Role of bankers hired by PE firm

Hello everyone - I'm lucky enough to land a UMM PE gig starting later in 2023.

I've talked to some of the current Associates there, and they talk about their frequent interactions with bankers. Wondering what role the bankers play (Ie. pitching opportunities to us? helping us model? DD?)

Thanks

7 Comments
 

As a banker I worked with PE associates in a variety of settings. As written above, a good amount is sitting across the table from them helping them DD and buy a business my employer was selling. Other times, it’s helping them restructure a current portco as the company advisor so helping the associate with modeling and getting up to speed on process/deal matters for his/her IC or partner. Other times it’s some buyside advisory / helping them get up to speed on an industry/co they want to invest in by providing them with overview materials, educating them, building a model / helping them with their model. It really depends on situation. Most common may be as a sell-sider trying to sell a PE firm a business 

 

I'd categoris it into three buckets: (A) pitching, (B) Buyside Advisory, and (C) Sellside Advisory. But an overarching comment here is that each PE shop is different, and some prefer greater or lesser interaction with bankers, so it wouldn't be a silly question to ask whenyou join your new firm.

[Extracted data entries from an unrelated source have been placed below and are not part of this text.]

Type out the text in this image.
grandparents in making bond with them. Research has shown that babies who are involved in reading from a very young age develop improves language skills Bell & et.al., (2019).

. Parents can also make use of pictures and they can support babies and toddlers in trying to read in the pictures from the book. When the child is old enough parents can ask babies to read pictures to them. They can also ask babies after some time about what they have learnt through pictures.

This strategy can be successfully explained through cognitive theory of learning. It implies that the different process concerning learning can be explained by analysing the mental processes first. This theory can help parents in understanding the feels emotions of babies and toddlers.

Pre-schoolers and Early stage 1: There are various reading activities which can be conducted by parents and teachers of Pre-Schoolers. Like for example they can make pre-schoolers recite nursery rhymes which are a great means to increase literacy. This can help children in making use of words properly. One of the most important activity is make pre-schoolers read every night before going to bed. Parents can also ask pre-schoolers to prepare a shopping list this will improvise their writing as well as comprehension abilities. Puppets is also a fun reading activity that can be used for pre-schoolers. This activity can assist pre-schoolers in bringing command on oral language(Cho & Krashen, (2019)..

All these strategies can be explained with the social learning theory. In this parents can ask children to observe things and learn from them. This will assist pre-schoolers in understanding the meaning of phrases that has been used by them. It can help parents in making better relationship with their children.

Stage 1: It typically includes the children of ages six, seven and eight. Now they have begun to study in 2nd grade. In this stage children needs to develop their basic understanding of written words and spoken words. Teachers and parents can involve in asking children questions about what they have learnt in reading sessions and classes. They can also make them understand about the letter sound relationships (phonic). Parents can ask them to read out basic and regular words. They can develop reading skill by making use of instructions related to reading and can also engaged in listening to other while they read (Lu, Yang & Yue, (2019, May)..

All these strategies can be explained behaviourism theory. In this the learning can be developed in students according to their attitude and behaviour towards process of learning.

(A) Mentioned already, but bankers will frequently hold marketing / pitching meetings where they show PE professionals potential acquisition opportunities, share market intelligence, and try to position for formal mandates to advise on buying a particular asset or sell an asset in your firm's portfolio. They'll also, as mentioned, share CIMs for asset's they're mandated to see which your firm may be interested in buying.

(B) When advising on the buyside (and in my experience, here is the greatest variability in how PE and banks interact), interactions could be anything from the bankers doing the modelling, drafting IC slides, performing ad-hoc analyses on the company / market / etc., managing the due diligence and Q&A process (i.e. chasing other advisors for their inputs, etc.). At a more senior level, interactions will be more strategic.

(C) In sellside advisory, bankers will draft the marketing materials, reach out to potential buyers, coordinate the whole sale process (e.g. training and supporting management of the company to present to potential buyers), as well as provide advice and guidance around the process management and which buyers to focus on.

Hope this is useful

 
Most Helpful

This is a very good overview. Only thing I might layer on, and this is related to the variability referenced in (B) above, is that many of the times a PE firm hires a bank on the buyside it's literally an excuse to pay them a fee. PE firms can't completely rely on bankers to do the financial dili for them, the sponsor is the principal risk taker so they have to make underwriting decisions themselves and defend their dili process to LPs; but, they can use it as an opportunity to get a bit of leverage from the bankers, pay them a couple million bucks, and then get an early look or differential access to the next hot sellside mandate that banker has. It's kind of a "I scratch your back, you scratch mine" relationship.